Capped turrets can be tool-based or fingertip adjustable turrets. They are simply capped turrets that remain protected by a metal cap. Adjustments can’t be made while the turrets are capped, which prevents them from moving inadvertently.
Ballistic turrets are designed to allow shooters to save multiple zeroes essentially. These turrets have 100-yard increments that will enable you to adjust for different ranges instantly. Ballistic turrets are expensive but incredibly useful for rapid adjustments and for placing accurate shots at different ranges on the fly.
However, they are only instrumental with a laser range finder, or when shooting a known distance.
Fingertip adjustable turrets are designed to make adjustments easy. You can make changes on the fly and compensate for distance and windage with ease. Fingertip turrets make tactile and audible clicks as you make the adjustments. These turrets can be bumped and moved if not equipped with a locking system.
Tool-adjustable turrets require some small tool, be it a piece of brass, a coin, or screwdriver to move the turrets. This keeps the turrets from ever inadvertently being pushed or bumped, and it often lowers the price of an optic due to the simplicity of these turrets.
MIL VS MOA
MIL and MOA are both measurements used when it comes to adjusting scopes and using your turrets. MOA is the most common means to make adjustments to rifle scopes. MOA adjustments change with distance.
1 MOA is 1 inch at 100 yards, which makes changes a lot easier to make when zeroing and sighting in a scope. One inch at 200 yards is .5 of an MOA. This is often considered a weakness when it comes to MOA.
MIL measurements are done in fractions of an actual MIL. A MIL at 100 yards is roughly 3.6 inches at 100 yards. MILs are measured in .10ths. The good thing about MILs is that a MIL is a MIL regardless of the range. It never changes.
MILs are often used for precision shooting, especially in the tactical realm. Military forces in particular use MILs for a variety of different weapon systems, like mortars and machine guns, so it makes sense to use MILs in that context. MILs can also be used to measure targets and then ultimately compensate for distance.
MILs rule the tactical world for good reason—once you are used to their adjustments, they are quicker, more precise, and ultimately the tactical choice.

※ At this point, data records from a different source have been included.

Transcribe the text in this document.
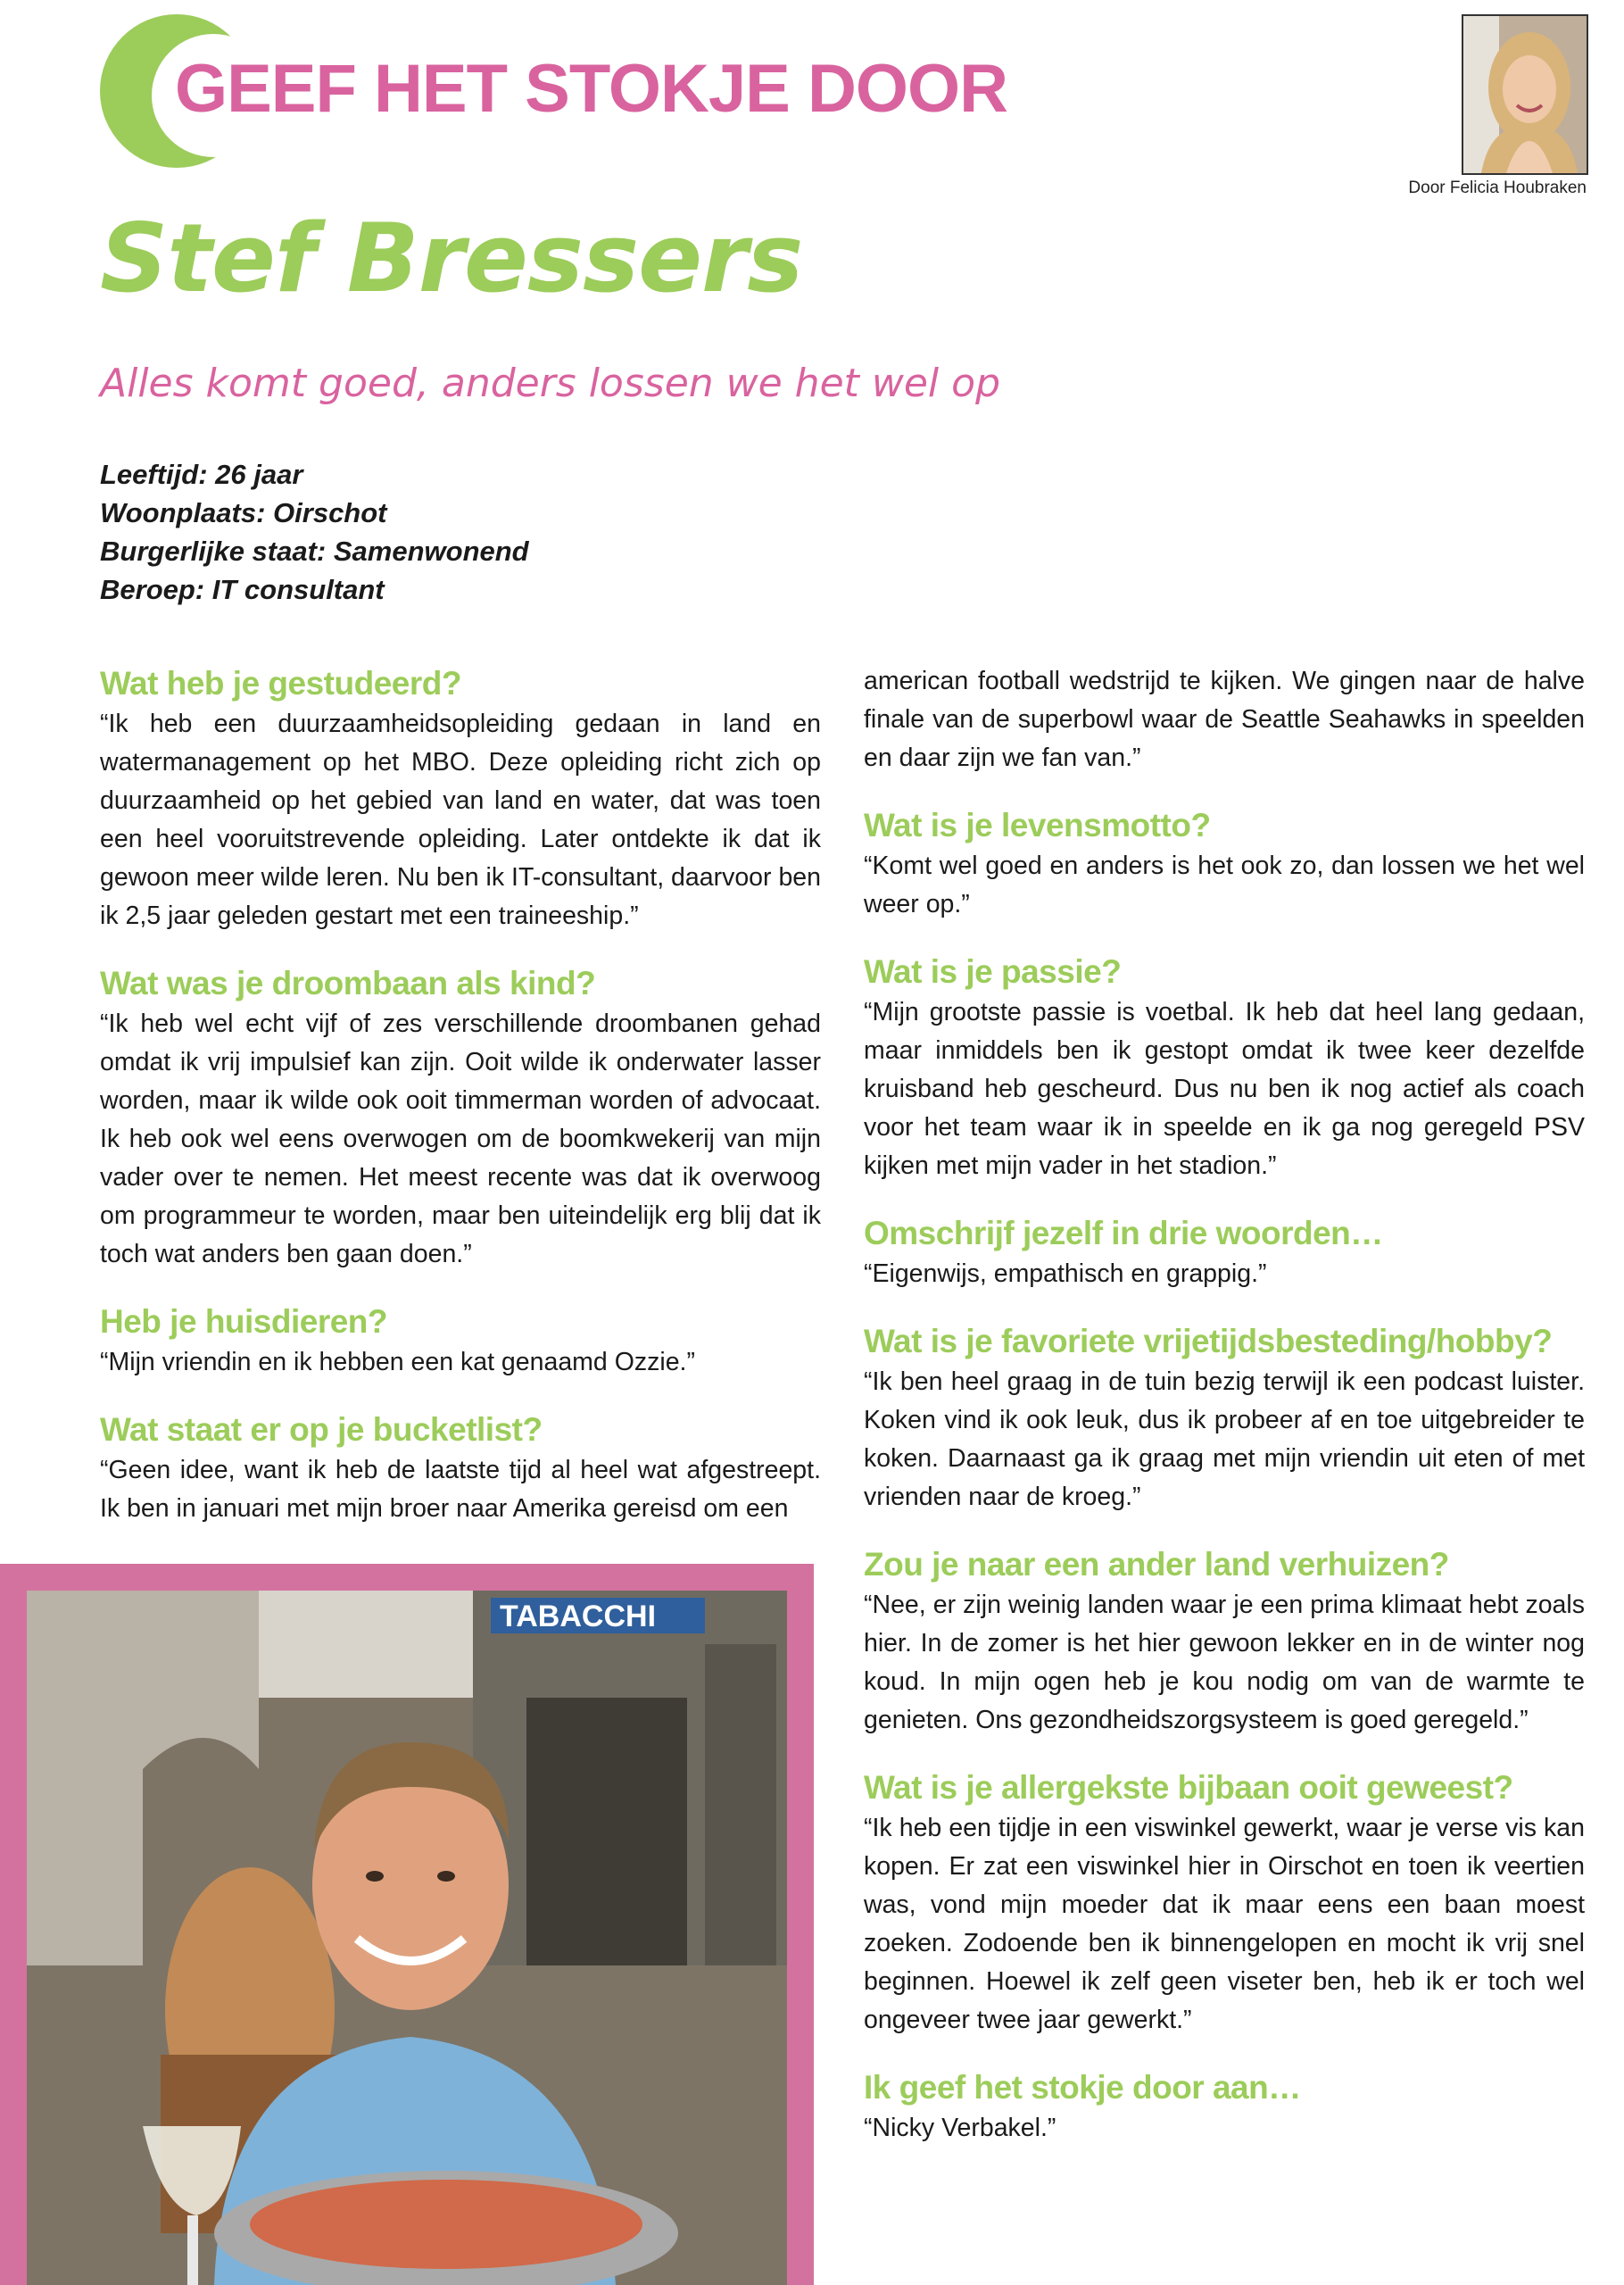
GEEF HET STOKJE DOOR

Door Felicia Houbraken

Stef Bressers

Alles komt goed, anders lossen we het wel op

Leeftijd: 26 jaar
Woonplaats: Oirschot
Burgerlijke staat: Samenwonend
Beroep: IT consultant
Wat heb je gestudeerd?

“Ik heb een duurzaamheidsopleiding gedaan in land en watermanagement op het MBO. Deze opleiding richt zich op duurzaamheid op het gebied van land en water, dat was toen een heel vooruitstrevende opleiding. Later ontdekte ik dat ik gewoon meer wilde leren. Nu ben ik IT-consultant, daarvoor ben ik 2,5 jaar geleden gestart met een traineeship.”

Wat was je droombaan als kind?

“Ik heb wel echt vijf of zes verschillende droombanen gehad omdat ik vrij impulsief kan zijn. Ooit wilde ik onderwater lasser worden, maar ik wilde ook ooit timmerman worden of advocaat. Ik heb ook wel eens overwogen om de boomkwekerij van mijn vader over te nemen. Het meest recente was dat ik overwoog om programmeur te worden, maar ben uiteindelijk erg blij dat ik toch wat anders ben gaan doen.”

Heb je huisdieren?

“Mijn vriendin en ik hebben een kat genaamd Ozzie.”

Wat staat er op je bucketlist?

“Geen idee, want ik heb de laatste tijd al heel wat afgestreept. Ik ben in januari met mijn broer naar Amerika gereisd om een

american football wedstrijd te kijken. We gingen naar de halve finale van de superbowl waar de Seattle Seahawks in speelden en daar zijn we fan van.”

Wat is je levensmotto?

“Komt wel goed en anders is het ook zo, dan lossen we het wel weer op.”

Wat is je passie?

“Mijn grootste passie is voetbal. Ik heb dat heel lang gedaan, maar inmiddels ben ik gestopt omdat ik twee keer dezelfde kruisband heb gescheurd. Dus nu ben ik nog actief als coach voor het team waar ik in speelde en ik ga nog geregeld PSV kijken met mijn vader in het stadion.”

Omschrijf jezelf in drie woorden…

“Eigenwijs, empathisch en grappig.”

Wat is je favoriete vrijetijdsbesteding/hobby?

“Ik ben heel graag in de tuin bezig terwijl ik een podcast luister. Koken vind ik ook leuk, dus ik probeer af en toe uitgebreider te koken. Daarnaast ga ik graag met mijn vriendin uit eten of met vrienden naar de kroeg.”

Zou je naar een ander land verhuizen?

“Nee, er zijn weinig landen waar je een prima klimaat hebt zoals hier. In de zomer is het hier gewoon lekker en in de winter nog koud. In mijn ogen heb je kou nodig om van de warmte te genieten. Ons gezondheidszorgsysteem is goed geregeld.”

Wat is je allergekste bijbaan ooit geweest?

“Ik heb een tijdje in een viswinkel gewerkt, waar je verse vis kan kopen. Er zat een viswinkel hier in Oirschot en toen ik veertien was, vond mijn moeder dat ik maar eens een baan moest zoeken. Zodoende ben ik binnengelopen en mocht ik vrij snel beginnen. Hoewel ik zelf geen viseter ben, heb ik er toch wel ongeveer twee jaar gewerkt.”

Ik geef het stokje door aan…

“Nicky Verbakel.”

TABACCHI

MOA, on the other hand, is more common and very simple to use overall. They are user-friendly and more accessible for new shooters. You’ll find more MOA scopes out there, and they can still be an excellent place to start with precision shooting. Also, most red dot and short-range scopes will come in MOA over MIL.
Turrets and More
The key to understanding your optic is understanding your turrets. Turrets are the key to getting your scope to work, and to work well. Identifying your needs will help you identify the turrets you need, and ultimately the optic you need.